The resultant data structure should be:
4 blast hits in <$input$i>
$VAR1 = [
'TCONS_00001332(XLOC_000827),_4.60257:9.53943,_Change:1.05146,_p:0.03605,_q:0.998852',
'TCONS_00001348(XLOC_000833),_0.569771:6.50403,_Change:3.51288,_p:0.0331,_q:0.998852',
'TCONS_00001355(XLOC_000837),_10.8634:24.3785,_Change:1.16613,_p:0.001,_q:0.998852',
'TCONS_00002204(XLOC_001374),_0.316322:5.32111,_Change:4.07226,_p:0.00485,_q:0.998852',
];
$VAR1 = [
'gi|50418055|gb|BC078036.1|_Xenopus_laevis_cDNA_clone_MGC:82763_IMAGE:5156829,_complete_cds',
'gi|283799550|emb|FN550108.1|_Xenopus_(Silurana)_tropicalis_mRNA_for_alpha-2,3-sialyltransferase_ST3Gal_V_(st3gal5_gene)',
'gi|147903202|ref|NM_001097651.1|_Xenopus_laevis_forkhead_box_I4,_gene_1_(foxi4.1),_mRNA',
'gi|2598062|emb|AJ001730.1|_Xenopus_laevis_mRNA_for_Xsox17-alpha_protein',
];
And the input:
TCONS_00001332(XLOC_000827),_4.60257:9.53943,_Change:1.05146,_p:0.03605,_q:0.998852 0.0 gi|50418055|gb|BC078036.1|_Xenopus_laevis_cDNA_clone_MGC:82763_IMAGE:5156829,_complete_cds
TCONS_00001348(XLOC_000833),_0.569771:6.50403,_Change:3.51288,_p:0.0331,_q:0.998852 0.0 gi|283799550|emb|FN550108.1|_Xenopus_(Silurana)_tropicalis_mRNA_for_alpha-2,3-sialyltransferase_ST3Gal_V_(st3gal5_gene)

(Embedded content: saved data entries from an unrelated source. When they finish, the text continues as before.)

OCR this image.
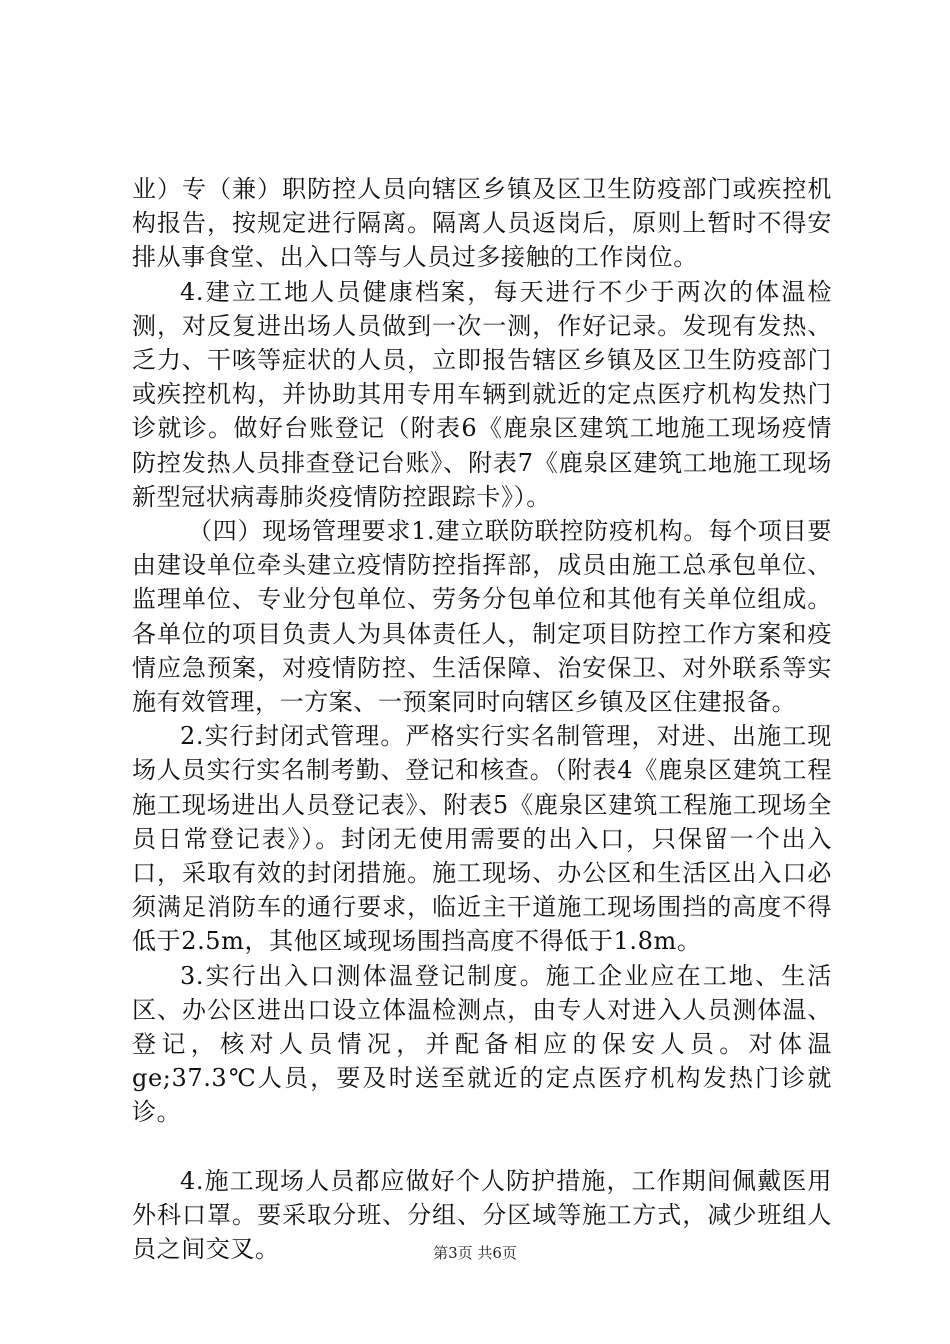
业）专（兼）职防控人员向辖区乡镇及区卫生防疫部门或疾控机构报告，按规定进行隔离。隔离人员返岗后，原则上暂时不得安排从事食堂、出入口等与人员过多接触的工作岗位。

4.建立工地人员健康档案，每天进行不少于两次的体温检测，对反复进出场人员做到一次一测，作好记录。发现有发热、乏力、干咳等症状的人员，立即报告辖区乡镇及区卫生防疫部门或疾控机构，并协助其用专用车辆到就近的定点医疗机构发热门诊就诊。做好台账登记（附表6《鹿泉区建筑工地施工现场疫情防控发热人员排查登记台账》、附表7《鹿泉区建筑工地施工现场新型冠状病毒肺炎疫情防控跟踪卡》）。

（四）现场管理要求1.建立联防联控防疫机构。每个项目要由建设单位牵头建立疫情防控指挥部，成员由施工总承包单位、监理单位、专业分包单位、劳务分包单位和其他有关单位组成。各单位的项目负责人为具体责任人，制定项目防控工作方案和疫情应急预案，对疫情防控、生活保障、治安保卫、对外联系等实施有效管理，一方案、一预案同时向辖区乡镇及区住建报备。

2.实行封闭式管理。严格实行实名制管理，对进、出施工现场人员实行实名制考勤、登记和核查。（附表4《鹿泉区建筑工程施工现场进出人员登记表》、附表5《鹿泉区建筑工程施工现场全员日常登记表》）。封闭无使用需要的出入口，只保留一个出入口，采取有效的封闭措施。施工现场、办公区和生活区出入口必须满足消防车的通行要求，临近主干道施工现场围挡的高度不得低于2.5m，其他区域现场围挡高度不得低于1.8m。

3.实行出入口测体温登记制度。施工企业应在工地、生活区、办公区进出口设立体温检测点，由专人对进入人员测体温、登记，核对人员情况，并配备相应的保安人员。对体温ge;37.3℃人员，要及时送至就近的定点医疗机构发热门诊就诊。

4.施工现场人员都应做好个人防护措施，工作期间佩戴医用外科口罩。要采取分班、分组、分区域等施工方式，减少班组人员之间交叉。	第3页 共6页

TCONS_00001355(XLOC_000837),_10.8634:24.3785,_Change:1.16613,_p:0.001,_q:0.998852 0.0 gi|147903202|ref|NM_001097651.1|_Xenopus_laevis_forkhead_box_I4,_gene_1_(foxi4.1),_mRNA
TCONS_00002204(XLOC_001374),_0.316322:5.32111,_Change:4.07226,_p:0.00485,_q:0.998852 0.0 gi|2598062|emb|AJ001730.1|_Xenopus_laevis_mRNA_for_Xsox17-alpha_protein
You can't inject a variable value in the middle of a variable name. (Well, you can but you shouldn't. Even then you and can't use array indexing in the middle of the name.)
These names aren't valid:
@blast[$i]_info
@blast[$i]_ID
You need to move the index to the end:
@blast_info[$i]
@blast_ID[$i]
That said, I'd get rid of the arrays completely and use a hash instead.
Your second code snippet doesn't show a call to your subroutine. Unless it's explicitly called it will never run and your program will do nothing. I'd modify the process
sub to take a single argument and call it for each element of @ARGV
. e.g.
process($_) foreach @ARGV;
Here's how I'd write your program:
use strict;
use warnings;
use Data::Dumper;
my @blast;
push @blast, process($_) foreach @ARGV;
print Dumper(\@blast);
sub process {
my $file = shift;
open my $fh, '<', $file or die "Can't read file '$file' [$!]\n";
my %data;
while (<$fh>) {
chomp;
my ($id, undef, $info) = split '\t';
$data{$id} = $info;
}
return \%data;
}
It isn't quite clear what your resulting data structure should look like. (I took my best guess.) I recommend reading perlreftut to gain a better basic understanding of references and using them to build data structures in Perl.